Tim Roth | Interview
Why do TV? Lie to Me star Tim Roth has an honest answer.
In Fox’s new prime-time series Lie to Me, Tim Roth’s character can tell if you’re lying just by looking at you. Based on the psychologist Paul Ekman, who’s studied how people’s involuntary facial expressions indicate their emotions, Roth’s Dr. Cal Lightman helps the cops and Feds sniff out deception. After recent film work such as Francis Ford Coppola’s Youth Without Youth, Michael Haneke’s Funny Games and Louis Leterrier’s The Incredible Hulk, the English actor takes on his first starring role in a TV series. We called Roth one morning as he took a break from filming.

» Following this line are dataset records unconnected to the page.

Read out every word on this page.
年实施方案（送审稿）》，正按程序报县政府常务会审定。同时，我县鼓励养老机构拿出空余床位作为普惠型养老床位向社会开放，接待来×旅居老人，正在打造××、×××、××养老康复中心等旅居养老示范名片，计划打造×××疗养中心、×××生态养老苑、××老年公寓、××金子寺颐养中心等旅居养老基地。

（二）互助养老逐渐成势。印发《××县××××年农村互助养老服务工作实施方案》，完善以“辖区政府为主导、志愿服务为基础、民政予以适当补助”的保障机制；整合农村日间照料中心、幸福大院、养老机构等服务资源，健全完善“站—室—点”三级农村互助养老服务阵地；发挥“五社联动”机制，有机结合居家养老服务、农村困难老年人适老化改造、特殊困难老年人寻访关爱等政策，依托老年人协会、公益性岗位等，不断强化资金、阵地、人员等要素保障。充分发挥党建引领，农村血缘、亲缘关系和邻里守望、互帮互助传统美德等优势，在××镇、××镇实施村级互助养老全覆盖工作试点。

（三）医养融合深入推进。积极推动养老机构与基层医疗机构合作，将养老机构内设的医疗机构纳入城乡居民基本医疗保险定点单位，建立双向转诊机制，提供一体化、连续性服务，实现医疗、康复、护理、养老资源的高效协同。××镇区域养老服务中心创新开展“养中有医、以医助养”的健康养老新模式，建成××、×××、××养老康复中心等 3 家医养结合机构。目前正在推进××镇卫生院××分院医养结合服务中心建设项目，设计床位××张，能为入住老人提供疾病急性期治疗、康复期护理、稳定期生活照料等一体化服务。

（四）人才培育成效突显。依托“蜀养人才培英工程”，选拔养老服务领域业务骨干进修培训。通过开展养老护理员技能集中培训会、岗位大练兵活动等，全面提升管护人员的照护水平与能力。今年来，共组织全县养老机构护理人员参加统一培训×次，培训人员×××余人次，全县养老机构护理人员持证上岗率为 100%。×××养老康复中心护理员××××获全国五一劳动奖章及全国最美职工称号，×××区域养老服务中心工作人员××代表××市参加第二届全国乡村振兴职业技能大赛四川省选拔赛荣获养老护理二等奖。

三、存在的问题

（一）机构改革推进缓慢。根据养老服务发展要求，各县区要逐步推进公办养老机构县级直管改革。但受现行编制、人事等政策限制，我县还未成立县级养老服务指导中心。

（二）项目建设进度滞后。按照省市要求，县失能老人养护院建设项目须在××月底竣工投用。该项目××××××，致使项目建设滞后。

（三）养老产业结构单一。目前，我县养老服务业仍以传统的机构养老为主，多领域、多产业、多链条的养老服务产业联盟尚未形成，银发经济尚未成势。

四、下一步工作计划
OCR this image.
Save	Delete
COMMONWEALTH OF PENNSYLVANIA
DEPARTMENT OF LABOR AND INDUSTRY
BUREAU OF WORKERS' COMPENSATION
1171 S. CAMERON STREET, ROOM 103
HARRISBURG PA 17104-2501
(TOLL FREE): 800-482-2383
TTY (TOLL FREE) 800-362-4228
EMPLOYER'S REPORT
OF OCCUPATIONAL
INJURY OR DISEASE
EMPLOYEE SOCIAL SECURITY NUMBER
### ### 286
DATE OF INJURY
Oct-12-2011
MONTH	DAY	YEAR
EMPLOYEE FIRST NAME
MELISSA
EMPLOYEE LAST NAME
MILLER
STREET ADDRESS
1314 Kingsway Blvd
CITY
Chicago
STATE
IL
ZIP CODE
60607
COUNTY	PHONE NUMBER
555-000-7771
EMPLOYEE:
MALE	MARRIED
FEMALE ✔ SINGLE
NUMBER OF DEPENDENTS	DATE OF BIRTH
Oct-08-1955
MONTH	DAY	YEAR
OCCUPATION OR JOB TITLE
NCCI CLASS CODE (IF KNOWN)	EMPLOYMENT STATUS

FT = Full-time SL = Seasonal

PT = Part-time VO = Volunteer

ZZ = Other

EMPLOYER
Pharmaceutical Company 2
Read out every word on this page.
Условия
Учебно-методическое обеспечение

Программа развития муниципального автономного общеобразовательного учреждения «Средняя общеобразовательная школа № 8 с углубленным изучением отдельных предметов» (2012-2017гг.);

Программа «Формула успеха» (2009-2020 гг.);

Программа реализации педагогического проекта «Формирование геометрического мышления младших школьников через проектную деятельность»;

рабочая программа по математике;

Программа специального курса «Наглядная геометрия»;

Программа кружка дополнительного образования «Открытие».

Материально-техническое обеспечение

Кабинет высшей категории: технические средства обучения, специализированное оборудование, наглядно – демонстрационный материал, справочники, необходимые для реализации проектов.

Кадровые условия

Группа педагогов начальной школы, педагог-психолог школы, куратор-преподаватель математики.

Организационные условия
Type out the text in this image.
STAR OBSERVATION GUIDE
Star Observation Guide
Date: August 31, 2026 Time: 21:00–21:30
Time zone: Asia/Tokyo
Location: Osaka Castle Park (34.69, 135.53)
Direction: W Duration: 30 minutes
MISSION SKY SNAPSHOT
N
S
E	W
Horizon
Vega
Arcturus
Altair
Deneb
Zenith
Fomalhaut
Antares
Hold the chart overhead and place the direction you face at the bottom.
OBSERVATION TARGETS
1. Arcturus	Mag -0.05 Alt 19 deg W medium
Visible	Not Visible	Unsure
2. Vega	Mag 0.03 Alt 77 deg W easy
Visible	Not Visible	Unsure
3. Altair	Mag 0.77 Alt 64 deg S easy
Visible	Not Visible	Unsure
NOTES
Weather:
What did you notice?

Time Out Chicago: Whenever a film actor moves to TV, there’s the question about a waning film career, but that doesn’t seem to be the case for you. So why turn to TV now?
Tim Roth: I’d been traveling as an actor very extensively. I passed on [Lie to Me] when they first came to me, but then they came back again. My 13-year-old is just going up to high school, and I’d be missing his first year. That was the main part of my decision: It’d be nice to work at home for a while.
TOC: So the decision wasn’t based on the show itself at all?
Tim Roth: The show, yeah, the show was intriguing. It gives you the chance to do a bit of acting as opposed to just being a straightforward procedural. But it really was about: I could spend a few years watching my children grow up.
TOC: Yet I read it took the creators three months to persuade you to take the role.
Tim Roth: They came to me, and I went away. I went to Europe and was in sunshine and took a month’s vacation, which I hadn’t before; I’d been working so hard. And it was wonderful, just spending time with the family. I live in Pasadena and I’m filming just up the road, so I can drive them to school on the way to work.
TOC: How do your sons feel about having Dad around so much now?
Tim Roth: It’s a double-edged sword. [Laughs] ’Cause I’m there, I’m watching. Sometimes they go, “Oh, dear, we used to get away with that.”
TOC: In interviews, when you’ve talked about your career, one word keeps coming up again and again: bored.
Tim Roth: [Laughs] ’Cause quite often you are.
TOC: But why have you been so bored?
Tim Roth: There’ve been times when I have. A lot of that was when you’re just trying to make some money and you find yourself doing things that you don’t necessarily want to do. But recently working with Francis or Haneke or Louis on The Hulk, I’ve been having a really very good time. Up until that point a couple years ago, I had been—I suppose 25 years of doing this, you get bored occasionally.
TOC: And Lie to Me staves off the boredom?
Tim Roth: Yeah, at the moment. We’ll see how it goes, eh? [Laughs]
TOC: How good are you at spotting lies?
Tim Roth: In my own life, I don’t really want to know too much. I asked Paul [Ekman] about it, and he said, “Once you know this stuff, you can’t switch it off.” I don’t particularly want my life to change. I don’t want to know too much.
TOC: What’s the worst lie you’ve ever told?
Tim Roth: None of your business. [Laughs] What about you?
TOC: Hey, I’m the interviewer here.
Tim Roth: That’s another thing I talked to Paul about. I said, “Are you self-conscious about yourself, your body language, your facial expressions?” And he said, “Absolutely not. I’m never asked the questions. It’s the person I’m looking at that’s on stage.”
TOC: Another theme in your interviews is that while you often play tough guys, in person you’re quite the opposite. So where does the tough guy in you come from?
Tim Roth: I was quite the bullied kid at school, so somebody who’s a victim of that, you have to recognize when there’s danger around. And I was pretty good at spotting it when it walked into the room or before it actually hit. I suppose having experienced that for many years when I was at school, when I got the chance to play somebody on the other end of it, I knew what I was doing.
TOC: Why did kids bully you?
Tim Roth: Just, you know, plenty of psychopaths in the schoolroom. And I wasn’t a fighter. If you can’t defend yourself, you’re a walking target.
TOC: So you learned to get into other people’s minds.
Tim Roth: Yeah, I did, and I also learned to run.
Fox’s Lie to Me premieres Wednesday 21 at 8pm.